The Vikings were in a three-way tie for one spot, themselves, the Bears and Saints all 7-7. Minnesota would have the tiebreaker on Chicago within the division, but would lose a tiebreaker with New Orleans. And on top of all this, the Vikings were still only a game back in the NFC Central…and their 6-2 divisional record ensured they would win any tiebreaker.
The next game was a Sunday Night home date with a good Kansas City Chiefs team that had Joe Montana at quarterback. The events of that afternoon sorted a lot out. Detroit and Green Bay both won, ensuring their head-to-head game the following week would settle the division. But Chicago and New Orleans both lost. The Vikings controlled their own destiny for the playoffs. And if you wanted more good news for Minnesota, it’s that the day’s results clinched the AFC West for Kansas City and reduced the Chiefs’ urgency.
McMahon threw a 31-yard TD pass to Cris Carter for a 10-0 lead in the second quarter. At 10-3 in the third quarter, McMahon and Carter hooked up again from 29 yards out. Graham had his best night of the season, with 166 yards. The Vikings cruised to a 30-10 win.
They weren’t in yet, but they had control and the schedule would finally work in their favor. The Washington Redskins, one of the league’s best teams for the previous 12 years, were in a massive downward spiral following the retirement of head coach Joe Gibbs. That was all that was standing in the way of Minnesota and the postseason.

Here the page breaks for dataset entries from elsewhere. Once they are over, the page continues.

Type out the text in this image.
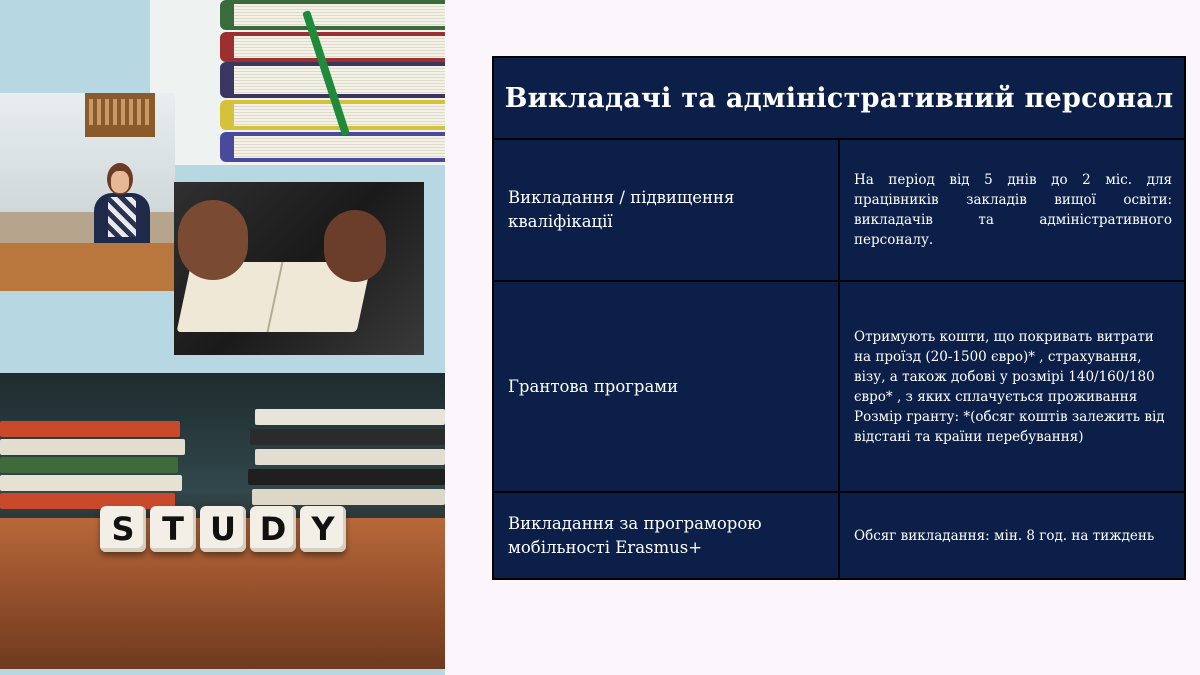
S T U D Y
Викладачі та адміністративний персонал	
Викладання / підвищення кваліфікації	На період від 5 днів до 2 міс. для працівників закладів вищої освіти: викладачів та адміністративного персоналу.
Грантова програми	Отримують кошти, що покривать витрати на проїзд (20-1500 євро)* , страхування, візу, а також добові у розмірі 140/160/180 євро* , з яких сплачується проживання Розмір гранту: *(обсяг коштів залежить від відстані та країни перебування)
Викладання за програморою мобільності Erasmus+	Обсяг викладання: мін. 8 год. на тиждень
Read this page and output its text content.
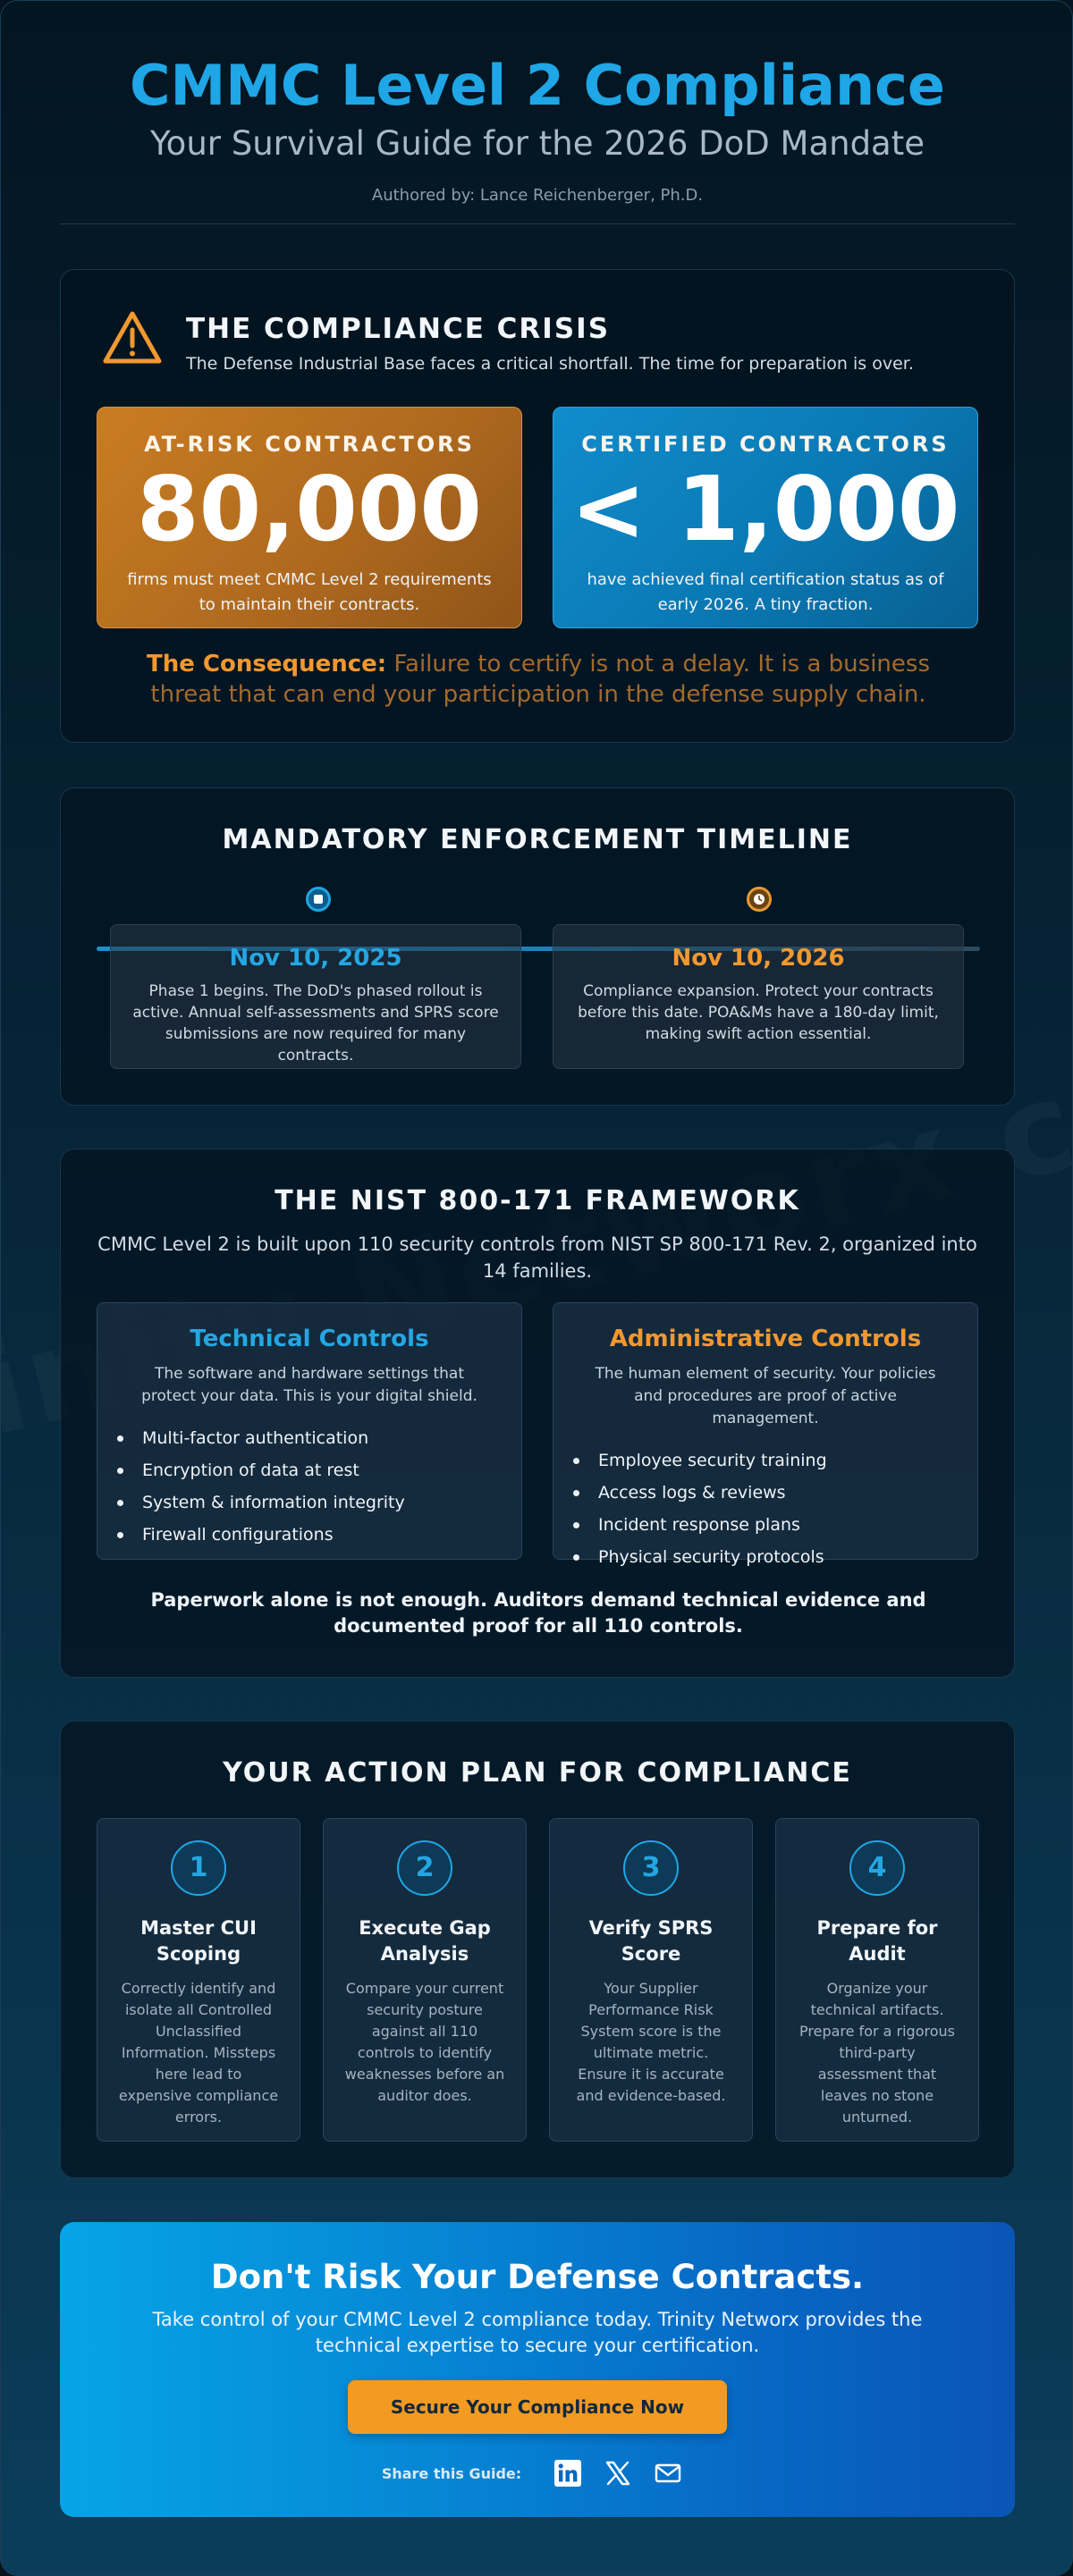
CMMC Level 2 Compliance
Your Survival Guide for the 2026 DoD Mandate
Authored by: Lance Reichenberger, Ph.D.
THE COMPLIANCE CRISIS
The Defense Industrial Base faces a critical shortfall. The time for preparation is over.
AT-RISK CONTRACTORS
80,000
firms must meet CMMC Level 2 requirements to maintain their contracts.
CERTIFIED CONTRACTORS
< 1,000
have achieved final certification status as of early 2026. A tiny fraction.
The Consequence: Failure to certify is not a delay. It is a business threat that can end your participation in the defense supply chain.
MANDATORY ENFORCEMENT TIMELINE
Nov 10, 2025
Phase 1 begins. The DoD's phased rollout is active. Annual self-assessments and SPRS score submissions are now required for many contracts.
Nov 10, 2026
Compliance expansion. Protect your contracts before this date. POA&Ms have a 180-day limit, making swift action essential.
THE NIST 800-171 FRAMEWORK
CMMC Level 2 is built upon 110 security controls from NIST SP 800-171 Rev. 2, organized into 14 families.
Technical Controls
The software and hardware settings that protect your data. This is your digital shield.
Multi-factor authentication
Encryption of data at rest
System & information integrity
Firewall configurations
Administrative Controls
The human element of security. Your policies and procedures are proof of active management.
Employee security training
Access logs & reviews
Incident response plans
Physical security protocols
Paperwork alone is not enough. Auditors demand technical evidence and documented proof for all 110 controls.
YOUR ACTION PLAN FOR COMPLIANCE
1
Master CUI Scoping
Correctly identify and isolate all Controlled Unclassified Information. Missteps here lead to expensive compliance errors.
2
Execute Gap Analysis
Compare your current security posture against all 110 controls to identify weaknesses before an auditor does.
3
Verify SPRS Score
Your Supplier Performance Risk System score is the ultimate metric. Ensure it is accurate and evidence-based.
4
Prepare for Audit
Organize your technical artifacts. Prepare for a rigorous third-party assessment that leaves no stone unturned.
Don't Risk Your Defense Contracts.
Take control of your CMMC Level 2 compliance today. Trinity Networx provides the technical expertise to secure your certification.
Secure Your Compliance Now
Share this Guide:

New Year’s Eve fell on Friday and the league decided to schedule this game for 3 PM that afternoon, so the Vikings went to D.C. on a short week. They didn’t play well up front, being outrushed 112-46. But McMahon and Cris Carter had something going together down the stretch and it continued here. The receiver caught seven balls for 113 yards and keyed a 14-9 win.
For the playoffs, Minnesota might have preferred not to be so strong in the tiebreakers. Because it meant that they would be in the 5-seed position, ahead of whomever lost the Detroit-Green Bay game. Which meant that instead of playing the winner of that game (it would be the Lions), the Vikings had to go and play the 11-5 New York Giants, who had chased Dallas to the final game of the season.
But the Giants had lost an overtime showdown with the Cowboys in that regular season finale and perhaps were a little drained. Playing in the swirling winds of the Meadowlands early the following Sunday afternoon, McMahon threw a 40-yard TD pass to Carter and put Minnesota up 10-3 at the half.
An upset was brewing, but the physical New York ground attack finally took over. The Vikings were outrushed 176-79. Not being able to run the football was fatal in a game like this, on a day when passing was difficult. Minnesota lost 17-10.
It was a second straight playoff trip, but Green and the Vikings clearly wanted more. In the ensuing offseason, they swung a trade for Warren Moon, the future Hall of Fame quarterback with the Houston Oilers. The results didn’t change dramatically, but Minnesota got back on top of the balanced NFC Central in 1994. And they continued to churn out playoff appearances all the way through 2000.